Daaraan doet onvoldoende af, zoals de stichting aanvoert, dat de ouders van [A] akkoord zijn gegaan met alle regels en dat zij zich tijdens de Early Childhood Stimulation hieraan hebben gehouden. Voormelde kinderrechten hebben voorrang boven dergelijke overeenkomsten tussen ouders en de door de overheid gefinancierde school.
4.10.
Het spreekt voor zich dat de stichting gerechtigd is regels te stellen aan de haardracht van rastafari jongens. Deze regels mogen echter, zo lang er geen ander Nederlandstalig basisonderwijs op Sint Maarten is waar het dragen van locks door rastafari is toegestaan, niet inhouden dat deze leerlingen hun haar moeten knippen. De stichting mag dus wel blijven eisen dat de “locks” netjes en goed verzorgd zijn.
4.11.
Tot slot overweegt het Gerecht nog het volgende. De ouders hebben aangevoerd dat op de school van [A] een leraar voor de klas staat die een rastafari kapsel heeft. Dat wordt door de stichting erkend. Met de ouders is het Gerecht van oordeel dat dit niet goed is uit te leggen aan rastafari leerlingen en hun ouders. Verder zijn door de ouders aan het Gerecht foto’s getoond van mannelijke leerlingen op de school van [A] met haar waarvan op het eerste gezicht gezegd kan worden dat dit niet kort geknipt en, in sommige gevallen, evenmin “properly groomed” is. Het Gerecht is er dan ook niet van overtuigd dat de stichting in alle gevallen even streng de eigen regels handhaaft. Ook om deze reden vindt het Gerecht dat de stichting in dit geval geen goede afweging heeft gemaakt. Handhaving van de eigen regels is voor de stichting immers noodzakelijk om de zelfgekozen identiteit te handhaven en de vrijheid om leerlingen te weigeren of onderwijs te ontzeggen te behouden.
4.12.
De vorderingen van de ouders worden dus toegewezen.
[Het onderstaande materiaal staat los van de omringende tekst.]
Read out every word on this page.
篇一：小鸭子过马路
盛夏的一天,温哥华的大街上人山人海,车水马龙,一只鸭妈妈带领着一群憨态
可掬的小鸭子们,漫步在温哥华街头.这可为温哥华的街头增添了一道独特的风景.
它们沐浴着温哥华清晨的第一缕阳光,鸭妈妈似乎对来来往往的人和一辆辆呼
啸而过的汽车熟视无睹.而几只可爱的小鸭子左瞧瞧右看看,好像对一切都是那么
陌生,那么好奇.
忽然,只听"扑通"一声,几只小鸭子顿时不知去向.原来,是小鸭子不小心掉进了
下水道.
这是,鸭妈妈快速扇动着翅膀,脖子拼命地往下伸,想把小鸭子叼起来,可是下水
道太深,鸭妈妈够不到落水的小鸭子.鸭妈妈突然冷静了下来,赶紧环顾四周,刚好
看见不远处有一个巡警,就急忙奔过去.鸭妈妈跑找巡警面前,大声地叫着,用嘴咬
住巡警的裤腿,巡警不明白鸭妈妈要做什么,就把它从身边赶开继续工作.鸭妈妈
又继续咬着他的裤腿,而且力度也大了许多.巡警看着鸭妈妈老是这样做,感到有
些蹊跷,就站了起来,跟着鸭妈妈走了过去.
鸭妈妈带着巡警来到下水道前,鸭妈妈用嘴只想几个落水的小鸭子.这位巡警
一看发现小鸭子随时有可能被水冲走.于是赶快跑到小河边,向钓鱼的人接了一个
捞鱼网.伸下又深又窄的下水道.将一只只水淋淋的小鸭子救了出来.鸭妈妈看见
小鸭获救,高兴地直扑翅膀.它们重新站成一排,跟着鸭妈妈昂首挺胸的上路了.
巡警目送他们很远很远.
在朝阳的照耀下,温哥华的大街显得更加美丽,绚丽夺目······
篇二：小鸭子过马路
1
Het Gerecht zal de dwangsommen maximeren.
4.13.
Als in het ongelijk gestelde partij dient de stichting in de proceskosten te worden veroordeeld.

5.De beslissing

Het Gerecht in Eerste Aanleg:
rechtdoende in kort geding:
veroordeelt de stichting om [A], geboren op …… 2011, binnen 1 werkdag na betekening van het in deze te wijzen vonnis, toe te laten tot de ……. School, en hem toegang tot het onderwijs aldaar te blijven verschaffen, zulks op verbeurte van een dwangsom van USD 1.000,00 voor iedere dag of gedeelte daarvan, dat de stichting na betekening in gebreke mocht blijven aan de inhoud van het vonnis te voldoen, waarbij de te verbeuren dwangsommen maximaal USD 100.000,00 bedragen,
veroordeelt de stichting in de proceskosten, aan de zijde van de ouders begroot op NAf 450,00 aan griffierecht, NAf 296,50 aan oproepingskosten en op NAF 1.500,00 aan salaris gemachtigde,
verklaart dit vonnis uitvoerbaar bij voorraad,
wijst af het meer of anders gevorderde.
Dit vonnis is gewezen door mr. A.J.J. van Rijen, rechter in dit gerecht, en in het openbaar uitgesproken op 23 september 2016 in aanwezigheid van de griffier.